A service-level agreement (SLA) is a document that spells out two or more parties' rights and obligations under a contract for work (such as between a company and its service provider). The main purpose of an SLA is to spell out the level of service that will be provided under the agreement. An internal IT services organisation may also provide an SLA to its internal business “customers.”

The classic example of an SLA is with a network services provider or telecom provider, where the document dictates what penalties the provider will incur if its performance falls short of specified levels. Usually, in this case, the penalties will follow a stepped schedule — for example, “If the network is down for an hour, the customer is entitled to a 10 percent rebate of its monthly network service fees; if the network is down for two hours, the customer is entitled to a 20% rebate of its monthly network service fees” and so on.

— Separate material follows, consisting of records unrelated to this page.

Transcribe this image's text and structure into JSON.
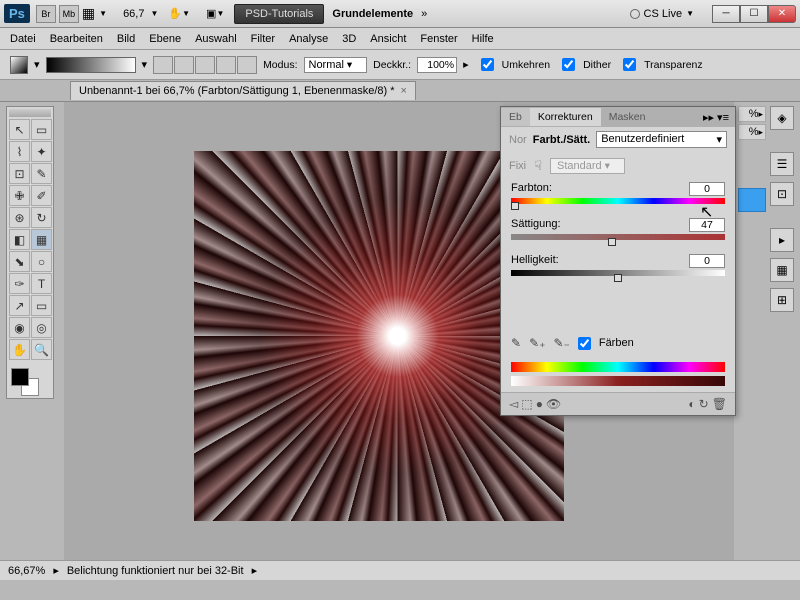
{
  "title": {
    "ps": "Ps",
    "br": "Br",
    "mb": "Mb",
    "zoom": "66,7",
    "btn1": "PSD-Tutorials",
    "btn2": "Grundelemente",
    "cslive": "CS Live"
  },
  "menu": [
    "Datei",
    "Bearbeiten",
    "Bild",
    "Ebene",
    "Auswahl",
    "Filter",
    "Analyse",
    "3D",
    "Ansicht",
    "Fenster",
    "Hilfe"
  ],
  "opt": {
    "modus": "Modus:",
    "modus_v": "Normal",
    "deck": "Deckkr.:",
    "deck_v": "100%",
    "umk": "Umkehren",
    "dith": "Dither",
    "trans": "Transparenz"
  },
  "doctab": "Unbenannt-1 bei 66,7% (Farbton/Sättigung 1, Ebenenmaske/8) *",
  "panel": {
    "tab_eb": "Eb",
    "tab_korr": "Korrekturen",
    "tab_mask": "Masken",
    "row_nor": "Nor",
    "row_title": "Farbt./Sätt.",
    "preset": "Benutzerdefiniert",
    "row_fix": "Fixi",
    "std": "Standard",
    "hue_l": "Farbton:",
    "hue_v": "0",
    "sat_l": "Sättigung:",
    "sat_v": "47",
    "lig_l": "Helligkeit:",
    "lig_v": "0",
    "farben": "Färben",
    "pct": "%"
  },
  "status": {
    "zoom": "66,67%",
    "msg": "Belichtung funktioniert nur bei 32-Bit"
  }
}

Why is it important to have an SLA?

It is as important to have an SLA as it is to have a contract for business arrangements of all types — because it constitutes a single document that contains the terms of the agreement as understood by both parties. With the SLA in place, it is much more difficult for either party to claim ignorance if the agreement breaks down. CIOs should expect to have an SLA (reviewed by their legal counsel) in place for every significant service relationship they have.

Which side should prepare the SLA?

Most service providers will offer a standard SLA as part of the work agreement. Ideally, you should use that as a starting point. Give their SLA to your in-house counsel department, if you have one, and let counsel make adjustments that are favourable to your side. Or add some provisions that reflect your priorities. If time is of the essence, however, you may have to use the service provider's standard SLA.

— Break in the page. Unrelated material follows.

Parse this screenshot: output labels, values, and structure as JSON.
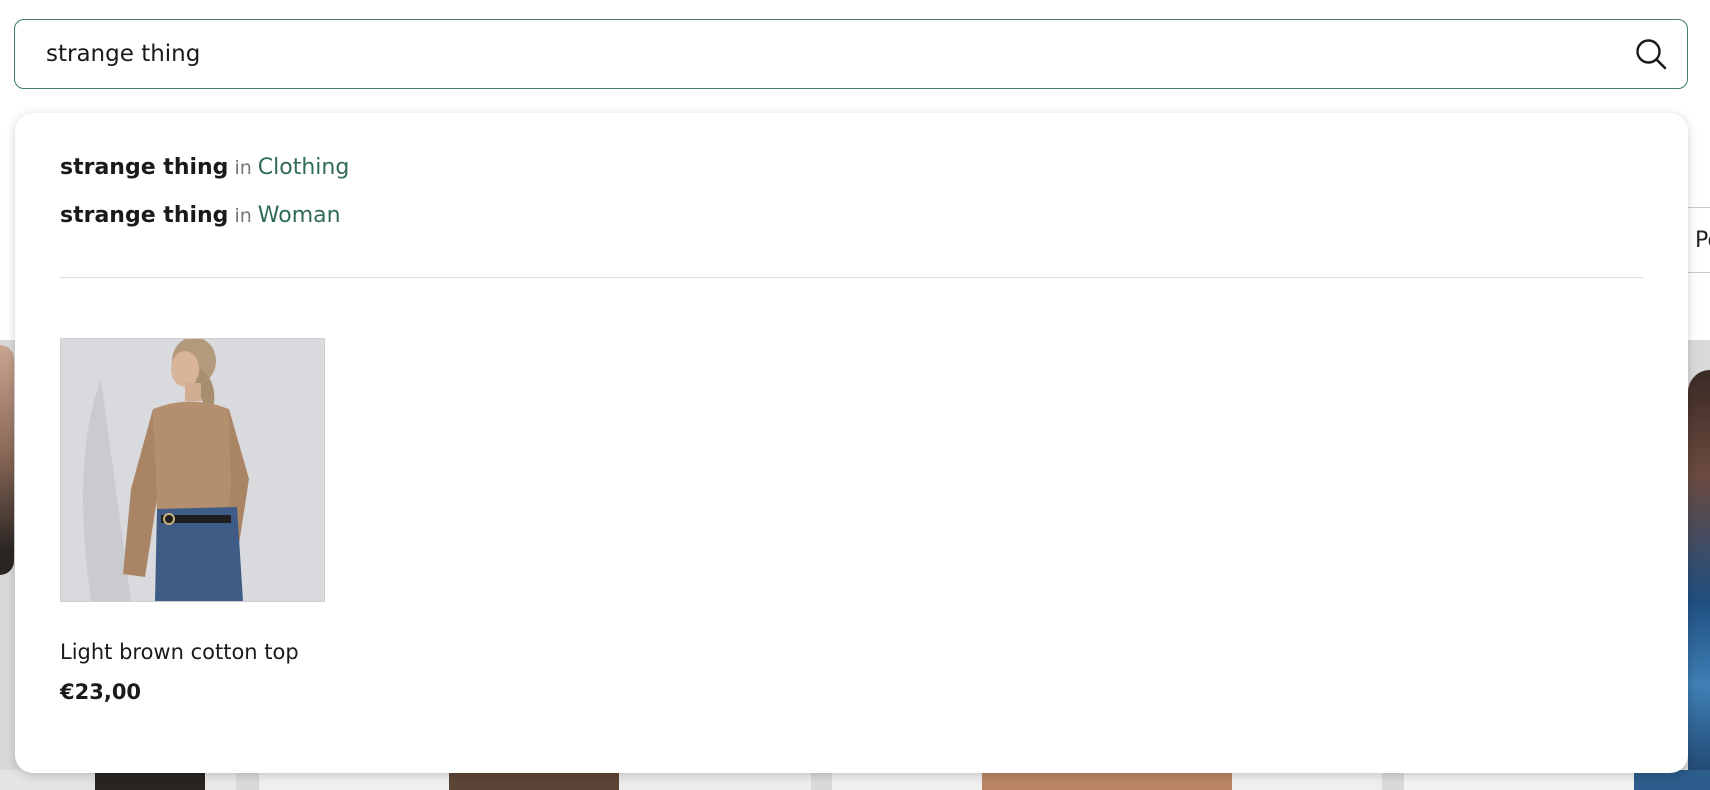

What are the basic components of an SLA?

An SLA can comprise a few short pages up to a few hundred pages. The basic components are a statement of the parties' intent, an outline of the responsibilities of each party (including acceptable performance parameters with applicable metrics), a statement on the expected duration of the agreement, a description of the applications and services covered by the agreement, procedures for monitoring the service levels, a schedule for remediation of outages and associated penalties, and problem-resolution procedures.